Klopf has already addressed the way cultural characteristics of cities develop mainly from microstructures in his film By Way of Display (2003). Here, too, he is concerned with the development of his own forms with strong spatial presences that also produce a representative effect. The film is about “urban tactics,” taking the betel nut culture in Taiwan as an example. The marketing of betel nuts and their consumption mainly by lorry drivers have affected the appearance of the streets in a particular way. The estimated 100,000 betel nut stands and shops can be picked out from a long way off by their “peacock signs” of colourful neon tubes and their many flashing lights. Glass and mirrors heighten their brightness and provide the backdrop for the so-called “betel nut beauties” who, dressed in constantly changing costumes, sell nuts, cigarettes and drinks to any cars that stop. The glittering appearance of the buildings and the striking, imaginative clothing worn by the young women guarantee the continued success of the informal and flexible betel nut business. At the same time, these offensive strategies have developed systems for disappearing. For example, the display boxes are portable or are put on rails so they can be quickly rolled into the houses. For the presentation of his film, Klopf also came up with an equally ephemeral construction of packing cases and an open glass box with which he achieves a second layer of display.
These spatial interventions in Istanbul and Taiwan outside of official structures are examples of anonymous, self-organised and creative actions that strongly influence the appearance of a country or a city. Klopf examines such phenomena to describe the potential of the places as performative spaces.
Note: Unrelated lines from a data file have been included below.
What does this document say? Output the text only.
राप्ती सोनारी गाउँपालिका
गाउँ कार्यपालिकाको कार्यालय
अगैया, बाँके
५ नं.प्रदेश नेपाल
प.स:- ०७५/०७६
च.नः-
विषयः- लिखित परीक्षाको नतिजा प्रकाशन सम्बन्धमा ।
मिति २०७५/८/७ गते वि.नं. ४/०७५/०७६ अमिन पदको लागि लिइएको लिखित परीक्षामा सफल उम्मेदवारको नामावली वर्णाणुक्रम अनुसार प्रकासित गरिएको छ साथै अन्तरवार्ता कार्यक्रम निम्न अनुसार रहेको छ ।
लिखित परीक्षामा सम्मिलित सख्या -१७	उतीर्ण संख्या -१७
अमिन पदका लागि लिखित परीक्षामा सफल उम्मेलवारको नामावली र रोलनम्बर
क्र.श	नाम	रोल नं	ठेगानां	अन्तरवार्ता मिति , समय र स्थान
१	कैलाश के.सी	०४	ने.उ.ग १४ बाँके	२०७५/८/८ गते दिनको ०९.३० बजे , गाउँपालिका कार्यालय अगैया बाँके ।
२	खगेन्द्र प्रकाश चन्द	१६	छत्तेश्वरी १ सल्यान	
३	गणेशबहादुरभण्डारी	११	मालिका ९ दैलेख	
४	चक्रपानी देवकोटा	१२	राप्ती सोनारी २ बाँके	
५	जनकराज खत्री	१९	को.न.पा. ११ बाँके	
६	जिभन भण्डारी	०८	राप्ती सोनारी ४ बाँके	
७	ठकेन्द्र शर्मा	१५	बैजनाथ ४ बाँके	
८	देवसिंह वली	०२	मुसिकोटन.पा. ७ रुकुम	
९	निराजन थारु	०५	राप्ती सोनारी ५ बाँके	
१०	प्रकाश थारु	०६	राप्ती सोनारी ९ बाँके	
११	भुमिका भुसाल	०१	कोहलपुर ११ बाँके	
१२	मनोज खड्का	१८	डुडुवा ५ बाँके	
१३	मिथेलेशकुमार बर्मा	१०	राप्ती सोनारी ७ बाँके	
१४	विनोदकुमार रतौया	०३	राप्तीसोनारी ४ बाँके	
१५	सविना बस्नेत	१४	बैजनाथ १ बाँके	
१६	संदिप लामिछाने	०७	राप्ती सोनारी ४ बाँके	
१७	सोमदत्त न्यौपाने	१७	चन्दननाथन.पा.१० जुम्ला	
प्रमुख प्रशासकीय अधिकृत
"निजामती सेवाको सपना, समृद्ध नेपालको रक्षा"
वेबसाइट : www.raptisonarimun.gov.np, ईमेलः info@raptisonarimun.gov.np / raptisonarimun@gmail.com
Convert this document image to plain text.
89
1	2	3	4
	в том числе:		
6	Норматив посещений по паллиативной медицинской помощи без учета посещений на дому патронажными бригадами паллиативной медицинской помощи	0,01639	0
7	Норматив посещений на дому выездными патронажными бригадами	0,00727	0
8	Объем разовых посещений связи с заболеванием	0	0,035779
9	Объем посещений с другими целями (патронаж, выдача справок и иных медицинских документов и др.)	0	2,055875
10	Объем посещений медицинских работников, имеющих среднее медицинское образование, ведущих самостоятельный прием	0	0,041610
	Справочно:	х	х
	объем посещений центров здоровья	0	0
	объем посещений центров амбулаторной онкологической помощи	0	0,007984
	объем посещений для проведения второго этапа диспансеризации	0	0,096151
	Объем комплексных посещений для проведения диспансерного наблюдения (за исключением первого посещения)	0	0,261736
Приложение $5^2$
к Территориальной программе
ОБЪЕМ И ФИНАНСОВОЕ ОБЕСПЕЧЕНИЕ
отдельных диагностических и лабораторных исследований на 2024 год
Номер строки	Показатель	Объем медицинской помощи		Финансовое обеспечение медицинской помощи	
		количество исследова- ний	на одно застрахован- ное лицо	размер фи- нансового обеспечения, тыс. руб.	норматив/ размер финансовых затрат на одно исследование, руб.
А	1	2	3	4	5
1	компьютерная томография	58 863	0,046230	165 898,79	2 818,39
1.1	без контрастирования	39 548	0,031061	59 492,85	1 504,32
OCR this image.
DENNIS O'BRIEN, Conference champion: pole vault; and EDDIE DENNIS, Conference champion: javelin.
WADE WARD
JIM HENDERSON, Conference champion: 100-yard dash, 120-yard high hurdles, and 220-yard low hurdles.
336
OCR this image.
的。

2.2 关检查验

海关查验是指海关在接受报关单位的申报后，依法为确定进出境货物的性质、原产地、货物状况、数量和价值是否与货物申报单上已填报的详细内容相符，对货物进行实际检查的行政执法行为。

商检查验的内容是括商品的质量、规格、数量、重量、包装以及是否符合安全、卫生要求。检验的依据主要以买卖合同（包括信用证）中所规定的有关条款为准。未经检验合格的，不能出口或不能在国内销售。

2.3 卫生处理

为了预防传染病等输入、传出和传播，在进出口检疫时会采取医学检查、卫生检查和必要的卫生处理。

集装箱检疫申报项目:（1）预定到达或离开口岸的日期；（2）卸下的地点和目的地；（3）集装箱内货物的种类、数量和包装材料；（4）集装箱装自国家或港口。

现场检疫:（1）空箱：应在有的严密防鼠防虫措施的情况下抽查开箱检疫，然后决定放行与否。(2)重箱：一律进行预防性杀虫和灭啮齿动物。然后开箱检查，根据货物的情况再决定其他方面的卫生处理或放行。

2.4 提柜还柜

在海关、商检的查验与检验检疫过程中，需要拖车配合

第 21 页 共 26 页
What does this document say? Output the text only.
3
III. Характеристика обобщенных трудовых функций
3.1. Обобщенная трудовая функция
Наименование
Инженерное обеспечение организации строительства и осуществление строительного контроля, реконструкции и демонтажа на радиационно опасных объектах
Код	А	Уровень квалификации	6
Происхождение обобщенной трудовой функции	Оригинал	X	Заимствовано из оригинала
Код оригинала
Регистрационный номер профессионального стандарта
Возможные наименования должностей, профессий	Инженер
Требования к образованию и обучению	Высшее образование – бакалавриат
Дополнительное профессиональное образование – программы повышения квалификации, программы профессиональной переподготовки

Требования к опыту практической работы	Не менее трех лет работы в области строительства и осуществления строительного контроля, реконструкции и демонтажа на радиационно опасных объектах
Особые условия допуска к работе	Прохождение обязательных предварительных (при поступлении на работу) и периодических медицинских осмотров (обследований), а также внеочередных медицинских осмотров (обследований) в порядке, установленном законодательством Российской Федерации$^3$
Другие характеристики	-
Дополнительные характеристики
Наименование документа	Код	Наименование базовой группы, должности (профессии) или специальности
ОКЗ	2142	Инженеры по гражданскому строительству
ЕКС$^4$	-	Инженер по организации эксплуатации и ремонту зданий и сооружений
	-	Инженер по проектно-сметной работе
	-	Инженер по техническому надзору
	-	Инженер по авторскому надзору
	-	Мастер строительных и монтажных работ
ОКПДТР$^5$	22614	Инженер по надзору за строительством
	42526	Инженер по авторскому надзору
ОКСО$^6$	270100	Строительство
The opportunity for presentation offered by the places themselves also becomes important to the structure and presentation of his own projects. Orientation, networking, transfer of information and the development of codes, as well as the creation of formats and displays, are important factors allowing the reception both of urban structures and the artistic work.
Published in: Karl-Heinz Klopf: From/To. Bielefeld/Leipzig: Kerber Verlag, 2007.